Sorprendente la risposta inviata al CSA dalla Presidente della Provincia di Torino in data 30 agosto 1996: «Non intendo contestare la fonda­tezza delle vostre osservazioni relative all'oppor­tunità di prediligere la soluzione "casa di acco­glienza" rispetto alle altre da voi prospettate e che possono sicuramente essersi dimostrate mi­gliori in altri casi. Desidero però sottoporre alla vostra attenzione i seguenti punti:

- la scelta di istituire una casa di accoglienza è stata fatta dal Governo sloveno e né la Provincia di Torino né le altre istituzioni da voi chiamate in causa hanno il diritto di sindacare questa scelta;

- la Provincia di Torino, le Organizzazioni sin­dacali e il Comitato del Colle del Lys si sono limi­tati a fornire un aiuto finanziario utile a fronteg­giare una difficile situazione di emergenza.

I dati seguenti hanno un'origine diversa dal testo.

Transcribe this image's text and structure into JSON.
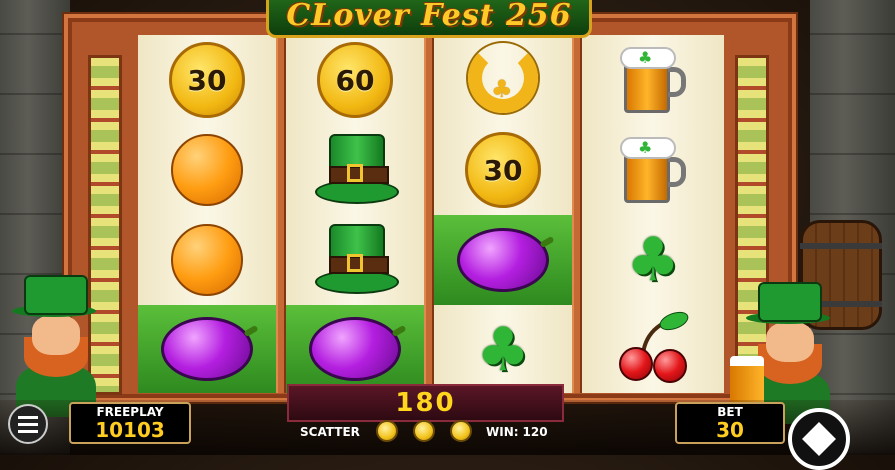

Alla luce di quanto sopra non vedo in che mo­do sarebbe possibile ovviare a quello che voi considerate un errore, ma spero che questo non venga considerato un impedimento a valerci del­le preziose esperienze che la vostra associazio­ne ha maturato per quanto è di diretta competen­za della Provincia».

A questo punto era doverosa, a tutela delle esigenze e dei diritti dei minori bosniaci, la repli­ca del CSA, di cui riportiamo la lettera del 13 settembre 1996:

 

«Gentile Presidente,

«I danni del ricovero in istituto sono frutto di ri­cerche scientifiche ormai ampiamente docu­mentate.

«Non è un nostro punto di vista, bensì il risul­tato di attente valutazioni di esperti, che, con la diffusione dei loro risultati volevano la fine di questo modo di abusare dell'infanzia.

«A questi bambini, già così duramente provati dai fatti della guerra, un paese civile, che, oltre­tutto, non oserebbe più proporre per i suoi mi­nori una simile soluzione, dovrebbe - con tutte le debite attenzioni - comunque suggerire ri­sposte più consone al rispetto dei diritti dei bambini che, a nostro parere, deve prevalere sul "rispetto" delle decisioni degli adulti del Paese d'origine.

«Considerato il male profondo e irreversibile che procura l'istituto - di cui peraltro non nega­te la conoscenza - sulla fragile personalità di un bambino, ci sembra un'azione veramente disu­mana l'acconsentire alla sua costruzione e, ad­dirittura, contribuirvi finanziariamente. Se l'azio­ne è sbagliata, va contrastata nel bene dei bam­bini che non possono certo difendersi.

«C'è il diritto di sindacare quando si decide dì finanziare un'impresa. E ci sono spazi politici per almeno cercare di recuperare quanto è pos­sibile per correggere un'azione che avrà riper­cussioni gravissime nella vita di 120 bambini.

«Certo bisogna innanzitutto prendere co­scienza e poi avere il coraggio di operare scelte politiche che tengano conto più della vita delle persone, piuttosto che dell'immagine di una isti­tuzione».